Scarcity Choice + Opportunity Cost

Cards (13)

  • Microeconomics is a study of how to best solve the basic economic problem, which is how to allocate scarce resources given unlimited wants.
  • Resources, also known as factors of production, are scarce and can be categorized as capital, enterprise, land, and labor.
  • Capital in economics does not mean money, but man-made aids to production such as machinery, tractors, and factories.
  • Enterprise refers to entrepreneurs or risk takers who innovate and produce goods and services to make profits.
  • Land in economics refers to natural land like farmland and rainforests where goods can be produced or goods can be taken.
  • Labor in economics refers to human resources, workers that can produce goods and services.
  • The world does not provide an infinite amount of these resources, hence they are scarce.
  • In a market economy, businesses decide based on consumer demand how to produce and for whom to produce.

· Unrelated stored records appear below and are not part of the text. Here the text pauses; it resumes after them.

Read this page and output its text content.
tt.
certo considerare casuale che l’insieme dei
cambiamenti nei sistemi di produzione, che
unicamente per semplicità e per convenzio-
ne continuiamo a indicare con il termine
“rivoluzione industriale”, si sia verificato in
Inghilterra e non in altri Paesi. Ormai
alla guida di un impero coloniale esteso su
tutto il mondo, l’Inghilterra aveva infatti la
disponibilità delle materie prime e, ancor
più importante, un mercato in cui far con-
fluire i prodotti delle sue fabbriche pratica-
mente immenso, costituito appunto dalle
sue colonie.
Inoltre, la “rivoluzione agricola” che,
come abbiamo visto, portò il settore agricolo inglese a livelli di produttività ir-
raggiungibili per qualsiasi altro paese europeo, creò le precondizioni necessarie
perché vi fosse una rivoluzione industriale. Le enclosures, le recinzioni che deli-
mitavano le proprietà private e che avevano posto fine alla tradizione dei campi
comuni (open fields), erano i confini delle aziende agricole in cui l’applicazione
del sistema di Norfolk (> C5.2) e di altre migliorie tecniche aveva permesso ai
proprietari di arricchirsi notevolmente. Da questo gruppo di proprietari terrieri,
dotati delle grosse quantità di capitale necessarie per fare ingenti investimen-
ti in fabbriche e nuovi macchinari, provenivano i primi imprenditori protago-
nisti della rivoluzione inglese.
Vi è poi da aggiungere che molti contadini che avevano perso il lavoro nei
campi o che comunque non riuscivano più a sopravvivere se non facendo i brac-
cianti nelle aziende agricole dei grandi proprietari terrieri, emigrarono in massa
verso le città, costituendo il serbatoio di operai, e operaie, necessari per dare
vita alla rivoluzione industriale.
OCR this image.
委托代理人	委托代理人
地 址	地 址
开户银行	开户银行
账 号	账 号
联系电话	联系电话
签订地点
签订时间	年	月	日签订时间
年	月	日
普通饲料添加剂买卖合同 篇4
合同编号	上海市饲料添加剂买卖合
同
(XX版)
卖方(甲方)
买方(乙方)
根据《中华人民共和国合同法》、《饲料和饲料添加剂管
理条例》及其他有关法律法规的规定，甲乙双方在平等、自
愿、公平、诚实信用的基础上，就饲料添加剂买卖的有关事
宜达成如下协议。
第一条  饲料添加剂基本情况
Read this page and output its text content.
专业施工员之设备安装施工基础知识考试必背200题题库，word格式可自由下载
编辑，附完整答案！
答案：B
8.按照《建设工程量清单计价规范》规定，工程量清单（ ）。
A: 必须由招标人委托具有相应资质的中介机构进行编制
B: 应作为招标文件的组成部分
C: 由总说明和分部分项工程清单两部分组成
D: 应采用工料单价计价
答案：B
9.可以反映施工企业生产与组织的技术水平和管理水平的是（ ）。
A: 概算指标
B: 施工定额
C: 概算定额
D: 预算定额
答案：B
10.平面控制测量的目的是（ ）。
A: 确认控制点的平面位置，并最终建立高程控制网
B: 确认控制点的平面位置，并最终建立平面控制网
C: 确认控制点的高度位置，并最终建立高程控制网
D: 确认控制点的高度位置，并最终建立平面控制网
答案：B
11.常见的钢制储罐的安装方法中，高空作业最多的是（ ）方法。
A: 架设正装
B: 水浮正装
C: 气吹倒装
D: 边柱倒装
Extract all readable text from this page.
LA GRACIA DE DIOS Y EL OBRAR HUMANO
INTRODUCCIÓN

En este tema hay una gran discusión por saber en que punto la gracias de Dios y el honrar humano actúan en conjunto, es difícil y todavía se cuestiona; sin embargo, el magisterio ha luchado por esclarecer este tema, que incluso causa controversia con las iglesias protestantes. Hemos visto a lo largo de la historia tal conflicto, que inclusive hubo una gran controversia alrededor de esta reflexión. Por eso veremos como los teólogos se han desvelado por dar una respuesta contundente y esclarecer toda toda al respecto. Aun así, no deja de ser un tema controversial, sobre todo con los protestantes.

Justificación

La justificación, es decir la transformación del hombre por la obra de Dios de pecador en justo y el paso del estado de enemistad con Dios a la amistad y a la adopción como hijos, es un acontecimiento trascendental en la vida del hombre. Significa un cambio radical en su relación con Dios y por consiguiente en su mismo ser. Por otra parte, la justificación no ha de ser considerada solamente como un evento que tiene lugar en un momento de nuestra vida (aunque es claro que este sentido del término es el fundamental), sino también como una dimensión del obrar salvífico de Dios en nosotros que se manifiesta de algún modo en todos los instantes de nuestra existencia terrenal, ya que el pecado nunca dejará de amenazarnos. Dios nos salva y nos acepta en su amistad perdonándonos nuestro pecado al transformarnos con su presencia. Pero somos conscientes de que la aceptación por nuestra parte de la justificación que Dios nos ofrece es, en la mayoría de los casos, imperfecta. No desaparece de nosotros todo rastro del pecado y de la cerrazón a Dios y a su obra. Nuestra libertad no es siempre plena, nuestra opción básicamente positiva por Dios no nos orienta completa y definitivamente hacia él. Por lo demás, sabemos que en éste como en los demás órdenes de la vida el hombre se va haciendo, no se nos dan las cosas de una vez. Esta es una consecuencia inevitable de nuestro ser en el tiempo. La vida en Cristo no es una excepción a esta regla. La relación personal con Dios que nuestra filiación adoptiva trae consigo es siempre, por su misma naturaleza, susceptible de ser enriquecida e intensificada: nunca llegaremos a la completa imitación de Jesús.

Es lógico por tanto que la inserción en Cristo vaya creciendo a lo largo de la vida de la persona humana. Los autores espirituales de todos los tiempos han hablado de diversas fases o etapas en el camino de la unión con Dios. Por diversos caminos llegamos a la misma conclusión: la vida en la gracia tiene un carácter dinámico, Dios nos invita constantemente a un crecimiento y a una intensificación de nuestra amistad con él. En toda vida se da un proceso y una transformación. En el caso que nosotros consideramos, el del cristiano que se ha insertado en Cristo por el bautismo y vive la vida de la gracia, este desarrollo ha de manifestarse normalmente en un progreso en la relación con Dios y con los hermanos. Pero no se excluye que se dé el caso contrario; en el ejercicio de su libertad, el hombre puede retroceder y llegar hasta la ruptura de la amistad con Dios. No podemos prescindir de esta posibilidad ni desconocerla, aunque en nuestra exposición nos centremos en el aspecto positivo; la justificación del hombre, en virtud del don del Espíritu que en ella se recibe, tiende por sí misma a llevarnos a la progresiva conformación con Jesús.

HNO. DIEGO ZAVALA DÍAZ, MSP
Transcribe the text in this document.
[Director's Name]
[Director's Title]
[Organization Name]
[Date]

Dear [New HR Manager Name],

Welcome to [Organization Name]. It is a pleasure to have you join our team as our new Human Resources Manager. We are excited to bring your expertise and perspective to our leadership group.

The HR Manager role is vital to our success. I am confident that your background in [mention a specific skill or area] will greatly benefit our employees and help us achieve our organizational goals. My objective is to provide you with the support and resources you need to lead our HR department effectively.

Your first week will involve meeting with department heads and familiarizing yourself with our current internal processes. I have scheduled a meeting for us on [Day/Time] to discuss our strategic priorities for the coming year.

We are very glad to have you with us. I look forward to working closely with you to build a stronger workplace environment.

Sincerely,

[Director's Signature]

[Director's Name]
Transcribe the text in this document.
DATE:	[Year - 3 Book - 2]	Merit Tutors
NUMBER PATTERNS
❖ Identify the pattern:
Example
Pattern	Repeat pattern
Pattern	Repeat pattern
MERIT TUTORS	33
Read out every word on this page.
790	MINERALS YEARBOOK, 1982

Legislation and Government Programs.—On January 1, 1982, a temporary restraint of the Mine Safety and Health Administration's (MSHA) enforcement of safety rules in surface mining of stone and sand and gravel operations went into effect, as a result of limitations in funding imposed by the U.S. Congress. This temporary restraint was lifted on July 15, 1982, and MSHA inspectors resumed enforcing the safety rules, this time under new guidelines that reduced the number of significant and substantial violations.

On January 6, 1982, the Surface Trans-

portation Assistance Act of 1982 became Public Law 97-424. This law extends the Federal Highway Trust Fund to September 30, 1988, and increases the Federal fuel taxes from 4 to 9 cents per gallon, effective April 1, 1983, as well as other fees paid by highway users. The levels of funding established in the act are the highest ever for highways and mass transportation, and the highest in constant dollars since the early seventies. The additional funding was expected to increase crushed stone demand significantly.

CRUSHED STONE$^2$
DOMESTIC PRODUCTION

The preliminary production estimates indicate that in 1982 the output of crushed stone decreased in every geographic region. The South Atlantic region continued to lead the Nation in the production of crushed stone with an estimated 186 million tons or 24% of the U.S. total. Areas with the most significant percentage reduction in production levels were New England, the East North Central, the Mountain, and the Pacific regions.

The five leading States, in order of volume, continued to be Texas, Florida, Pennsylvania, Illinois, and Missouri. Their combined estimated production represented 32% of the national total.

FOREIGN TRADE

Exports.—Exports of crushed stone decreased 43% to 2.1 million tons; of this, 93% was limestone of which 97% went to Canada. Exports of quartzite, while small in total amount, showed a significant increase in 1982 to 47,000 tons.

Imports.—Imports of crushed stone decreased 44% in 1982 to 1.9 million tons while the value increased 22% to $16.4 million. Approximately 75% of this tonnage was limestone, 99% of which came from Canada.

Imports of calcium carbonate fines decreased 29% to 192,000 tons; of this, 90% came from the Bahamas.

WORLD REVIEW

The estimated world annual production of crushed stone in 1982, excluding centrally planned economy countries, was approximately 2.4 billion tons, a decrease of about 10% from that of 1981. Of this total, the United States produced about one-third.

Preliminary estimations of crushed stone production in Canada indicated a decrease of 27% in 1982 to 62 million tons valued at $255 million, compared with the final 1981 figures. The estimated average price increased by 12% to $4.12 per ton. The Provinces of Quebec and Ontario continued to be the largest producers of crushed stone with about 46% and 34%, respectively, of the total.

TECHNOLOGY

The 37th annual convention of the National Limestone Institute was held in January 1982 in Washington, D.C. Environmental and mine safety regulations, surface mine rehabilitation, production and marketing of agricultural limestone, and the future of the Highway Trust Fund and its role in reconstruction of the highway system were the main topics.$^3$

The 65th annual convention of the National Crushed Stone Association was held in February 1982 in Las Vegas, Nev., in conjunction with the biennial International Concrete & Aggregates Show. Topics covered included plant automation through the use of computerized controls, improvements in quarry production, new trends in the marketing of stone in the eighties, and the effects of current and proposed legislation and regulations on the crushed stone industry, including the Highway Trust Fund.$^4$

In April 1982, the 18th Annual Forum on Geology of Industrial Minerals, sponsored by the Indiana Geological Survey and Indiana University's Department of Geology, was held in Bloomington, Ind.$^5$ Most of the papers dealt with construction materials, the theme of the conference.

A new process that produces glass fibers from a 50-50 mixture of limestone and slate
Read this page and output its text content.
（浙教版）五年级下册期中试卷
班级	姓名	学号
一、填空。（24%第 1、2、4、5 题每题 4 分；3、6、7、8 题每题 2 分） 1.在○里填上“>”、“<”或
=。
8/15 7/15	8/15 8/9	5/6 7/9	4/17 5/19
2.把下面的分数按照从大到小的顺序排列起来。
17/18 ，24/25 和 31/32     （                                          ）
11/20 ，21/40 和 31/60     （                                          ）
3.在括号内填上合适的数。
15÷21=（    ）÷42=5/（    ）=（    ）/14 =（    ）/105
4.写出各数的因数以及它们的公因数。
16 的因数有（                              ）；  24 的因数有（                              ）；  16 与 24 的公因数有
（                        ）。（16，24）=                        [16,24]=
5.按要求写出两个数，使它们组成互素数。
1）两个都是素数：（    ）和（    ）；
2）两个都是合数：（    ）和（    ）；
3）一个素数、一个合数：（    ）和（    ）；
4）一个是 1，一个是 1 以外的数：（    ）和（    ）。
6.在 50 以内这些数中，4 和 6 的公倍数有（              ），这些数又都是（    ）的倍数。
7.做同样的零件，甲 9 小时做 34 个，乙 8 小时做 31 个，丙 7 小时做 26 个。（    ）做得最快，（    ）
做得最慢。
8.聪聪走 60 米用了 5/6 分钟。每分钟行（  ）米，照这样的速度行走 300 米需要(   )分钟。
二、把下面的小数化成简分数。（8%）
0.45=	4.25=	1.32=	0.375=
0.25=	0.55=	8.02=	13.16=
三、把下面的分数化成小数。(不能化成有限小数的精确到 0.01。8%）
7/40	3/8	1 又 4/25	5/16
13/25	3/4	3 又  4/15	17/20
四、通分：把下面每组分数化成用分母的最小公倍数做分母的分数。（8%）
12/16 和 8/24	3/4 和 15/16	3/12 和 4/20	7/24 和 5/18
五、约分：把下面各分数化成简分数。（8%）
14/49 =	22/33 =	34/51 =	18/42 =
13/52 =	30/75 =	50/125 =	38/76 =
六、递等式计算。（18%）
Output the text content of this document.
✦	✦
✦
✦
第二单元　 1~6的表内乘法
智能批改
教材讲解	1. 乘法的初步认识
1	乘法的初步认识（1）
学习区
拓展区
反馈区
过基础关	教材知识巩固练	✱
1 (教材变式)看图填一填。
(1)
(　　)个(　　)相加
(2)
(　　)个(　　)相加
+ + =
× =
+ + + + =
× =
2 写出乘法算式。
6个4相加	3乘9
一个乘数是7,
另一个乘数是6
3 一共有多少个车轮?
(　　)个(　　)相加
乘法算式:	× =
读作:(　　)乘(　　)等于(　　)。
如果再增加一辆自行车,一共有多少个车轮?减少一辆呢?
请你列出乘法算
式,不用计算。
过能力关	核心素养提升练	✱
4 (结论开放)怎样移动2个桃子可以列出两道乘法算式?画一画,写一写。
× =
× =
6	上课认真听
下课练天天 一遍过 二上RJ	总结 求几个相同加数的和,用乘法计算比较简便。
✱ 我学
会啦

  • The government can step in and help out in a market economy, but if you can afford it then you get it.
  • Opportunity cost is the cost of the next best alternative foregone when a choice is made.
  • If the value of our current choice is greater than the value of our opportunity cost, then we have made an excellent decision.
  • If the value of our opportunity cost is greater than the value of our current choice, then we have made a bad decision and should allocate resources towards our opportunity cost instead of allocating resources towards our current choice.
  • Production possibility frontiers can be used to analyze choices in more detail.